Gräfenberger Grüne zum Haushalt 2023 der Stadt Gräfenberg
Redemanuskript Haushaltsrede des Fraktionssprechers Matthias Striebich
– Es gilt das gesprochene Wort –
Sehr geehrte Damen und Herren,
sehr geehrter Herr Bürgermeister,
liebe Kolleginnen und Kollegen,
vor uns liegt der Entwurf für den Haushalt der Stadt Gräfenberg für das Jahr 2023 und die Investitionsplanung der Folgejahre. Wir danken Herrn Steinlein für die kompetente Ausarbeitung des Zahlenwerks und wir danken vor allem den Bürgerinnen und Bürgern und den Unternehmen in der Stadt, die durch ihre Steuerzahlungen dafür sorgen, dass es überhaupt einen städtischen Haushalt gibt, über den wir sprechen können.

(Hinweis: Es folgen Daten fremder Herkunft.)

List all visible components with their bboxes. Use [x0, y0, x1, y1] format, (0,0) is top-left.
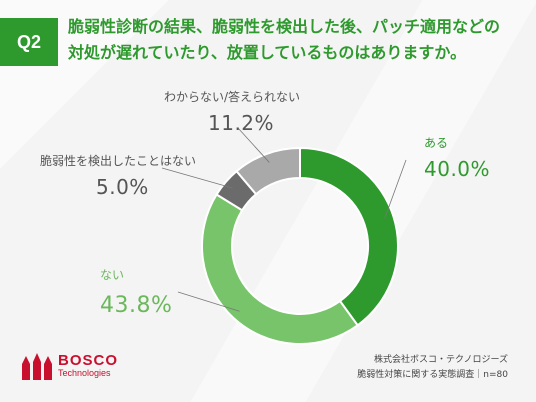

Es ist über Jahrzehnte hinweg gute Tradition, dass beim Beschluss des Haushalts die Fraktionen im Stadtrat mit einer Haushaltsrede Stellung nehmen zur finanziellen Situation und Planung und damit auch zur aktuellen Kommunalpolitik allgemein. Ebenso war es – bis vor kurzem – gute Tradition unabhängig davon, wer gerade Bürgermeister war, dass die Manuskripte der Haushaltsreden im Amtsblatt veröffentlicht wurden. So konnten sich die Bürgerinnen und Bürger wenigstens einmal im Jahr ein Bild über die unterschiedlichen Positionen der Fraktionen machen, selbst wenn sie nicht regelmäßig die Stadtratssitzungen besuchen oder die Zeitung abonnieren. Mit dieser Tradition wird nun gebrochen. Die VG-Versammlung beschloss für uns unverständlicherweise „Richtlinien“ für das Amtsblatt, welche den Informationsgehalt des Amtsblatts radikal einschränken und unter anderem ausdrücklich vorsehen, dass Haushaltsreden nicht mehr abgedruckt werden. Ein Schelm, wer Böses dabei denkt: Da war doch bisher das eine oder andere kritische Wort zu lesen und das stört natürlich – da gehen Pfennigfuchserei und das Streben nach Zensur Hand in Hand.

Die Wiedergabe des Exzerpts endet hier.